Ella pasaba, no era la primera vez que sus pies tocaban el asfalto, ese camino pequeño del parque, pero sería la primera vez que estaríamos juntos, el mejor día de mi vida, y de seguro, el de ella también. Ella se enamoraría de mí, estaba hecha para mí, el uno para el otro. Me acerqué como lo había practicado tantas veces, así que creí que era imposible fallar. La tomé del brazo mientras corría, ella frenó en seco, se quitó los audífonos, sus movimientos eran una coreografía. Ella parecía confundida, intentó soltarse de mi agarre pero nunca la dejaría ir, jamás. Como pude, saqué  fuerzas para que de mi boca salieran las palabras que la harían entender que su vida y la mía estaban destinadas. –Eres mía– le dije. Al escucharme, sus ojos se abrieron y de forma sorpresiva intentó de nuevo soltarse de mi agarre; me di cuenta de que tendría que esforzarme para que ella entendiera. Yo estaba preparado para esto, me había planteado esa posibilidad, así que saqué la puñaleta que había comprado días atrás, cuando intentó correr. La devolvía a mis brazos y puse el filo plateado en su espalda. Escuché de su parte un chillido y esperé a que se callara y dejara de balbucear para indicarle que empezara a caminar, nos íbamos a dirigir al apartamento donde tenía todo preparado para nuestra idílica vida. 

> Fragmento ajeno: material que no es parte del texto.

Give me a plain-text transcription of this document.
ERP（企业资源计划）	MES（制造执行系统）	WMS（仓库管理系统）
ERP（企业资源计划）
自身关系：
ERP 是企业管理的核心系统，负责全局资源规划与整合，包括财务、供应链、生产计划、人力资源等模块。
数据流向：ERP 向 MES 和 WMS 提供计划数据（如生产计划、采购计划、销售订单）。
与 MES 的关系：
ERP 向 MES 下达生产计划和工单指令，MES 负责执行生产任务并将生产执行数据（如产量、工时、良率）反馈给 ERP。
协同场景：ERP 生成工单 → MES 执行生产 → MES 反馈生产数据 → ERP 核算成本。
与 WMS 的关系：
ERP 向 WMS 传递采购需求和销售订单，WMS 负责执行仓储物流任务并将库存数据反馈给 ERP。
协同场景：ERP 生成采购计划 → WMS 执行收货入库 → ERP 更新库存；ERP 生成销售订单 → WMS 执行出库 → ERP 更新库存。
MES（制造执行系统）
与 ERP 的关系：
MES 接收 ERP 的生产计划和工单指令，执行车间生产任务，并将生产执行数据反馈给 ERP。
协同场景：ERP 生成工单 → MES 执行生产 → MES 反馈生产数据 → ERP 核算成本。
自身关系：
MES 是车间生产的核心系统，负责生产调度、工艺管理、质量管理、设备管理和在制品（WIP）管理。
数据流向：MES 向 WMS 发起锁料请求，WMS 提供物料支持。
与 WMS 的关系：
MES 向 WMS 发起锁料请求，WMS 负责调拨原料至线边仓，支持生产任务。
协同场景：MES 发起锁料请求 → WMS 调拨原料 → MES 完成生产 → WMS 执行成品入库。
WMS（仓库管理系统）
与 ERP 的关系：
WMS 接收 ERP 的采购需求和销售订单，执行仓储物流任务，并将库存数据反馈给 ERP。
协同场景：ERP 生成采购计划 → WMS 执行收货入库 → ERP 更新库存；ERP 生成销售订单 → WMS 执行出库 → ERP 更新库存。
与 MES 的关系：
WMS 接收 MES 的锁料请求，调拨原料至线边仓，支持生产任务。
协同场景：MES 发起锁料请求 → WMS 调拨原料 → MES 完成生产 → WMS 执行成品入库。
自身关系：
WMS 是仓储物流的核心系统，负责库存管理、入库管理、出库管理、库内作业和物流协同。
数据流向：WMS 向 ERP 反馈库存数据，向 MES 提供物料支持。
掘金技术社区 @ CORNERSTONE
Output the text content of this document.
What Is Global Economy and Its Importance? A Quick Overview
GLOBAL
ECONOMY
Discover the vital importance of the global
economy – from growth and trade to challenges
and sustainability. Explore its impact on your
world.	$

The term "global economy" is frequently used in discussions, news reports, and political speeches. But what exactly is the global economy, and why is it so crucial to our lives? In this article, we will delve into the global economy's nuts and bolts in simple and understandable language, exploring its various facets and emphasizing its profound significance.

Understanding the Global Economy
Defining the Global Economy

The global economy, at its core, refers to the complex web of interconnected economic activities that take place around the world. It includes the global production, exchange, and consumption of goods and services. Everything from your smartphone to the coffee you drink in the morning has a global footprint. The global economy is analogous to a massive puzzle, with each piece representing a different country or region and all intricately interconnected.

Había pensado cada detalle del día, de nuestro encuentro, pero nunca imaginé que dos “polochos” se acercaran a nosotros, solo les faltaban las orejas paradas de un pitbull para revelar lo atentos que estaban a cada movimiento. Supongo que lo hicieron porque ella era hermosa, exageradamente perfecta, y yo no era suficiente. Aunque había escogido mis mejores ropas nunca estaría a su altura, ya se notaba lo desgastado de la tela. Nunca había pensado demasiado en invertir en mi apariencia, en peluquearme, afeitarme seguido, el dinero no me rendía lo suficiente para pagar una maquinilla, un peluquero, o renovar guardarropa; yo prefería comer. 

Ella no lloraba pero estaba a punto de hacerlo. Después de la pregunta del más alto de los sardinos intenté bandear la situación con un –Sí, agente, ya nos íbamos para la casa–, mientras el miedo llenaba mi cuerpo con un calor insoportable, miedo a que ella hablara, a que se escapara de mis brazos. Ella no habló, creo que no podía, ella nunca lo hizo. Ellos se limitaron a mirarnos con atención, y para normalizar la incómoda escena, estampé un beso en su mejilla, pude sentir cómo su cuerpo se estremeció levemente aunque nadie lo notó; se sintió muy bien su piel en mi boca. Después de una mirada despectiva por parte de ambos, de esas que dicen ¿Qué hace un tipo como él con una mujer como ella?, se fueron. 

Llegamos al apartamento a tropiezos, porque ella con cada paso se resistía, sentía las marcas que dejaba con sus largas uñas enterradas en mi brazo cada que nos acercábamos un poco más al lugar. Cuando entró abrió los ojos de manera exagerada, no dejaba de mirar las cuerdas que tenía encima del comedor y empezó a llorar. Yo me volví a su rostro y me acerqué a su cuello, aspiré con fuerza su aroma, era delicioso. Le dije que se sentara y le pedí que se calmara, no me gustaba verla así, unos ojos tan preciosos no debían derramar lágrimas, así que me puse de cuclillas y acaricié su mejilla intentando calmarla, como lo hacía con mis sobrinos cuando algo les aquejaba. Me levanté del suelo para dirigirme a la cocina por algo de papel para ofrecerle, ella se levantó e intentó salir corriendo. Apenas pudo dar unos cuantos pasos cuando reaccioné y fui tras ella. Logré agarrarla de nuevo, y cuando estaba a punto de zafarse, la llevé con fuerza hacia atrás, sonó un fuerte golpe mientras caía al suelo. La silla, donde momentos antes estábamos teniendo ese momento tan íntimo y especial, se había volteado. 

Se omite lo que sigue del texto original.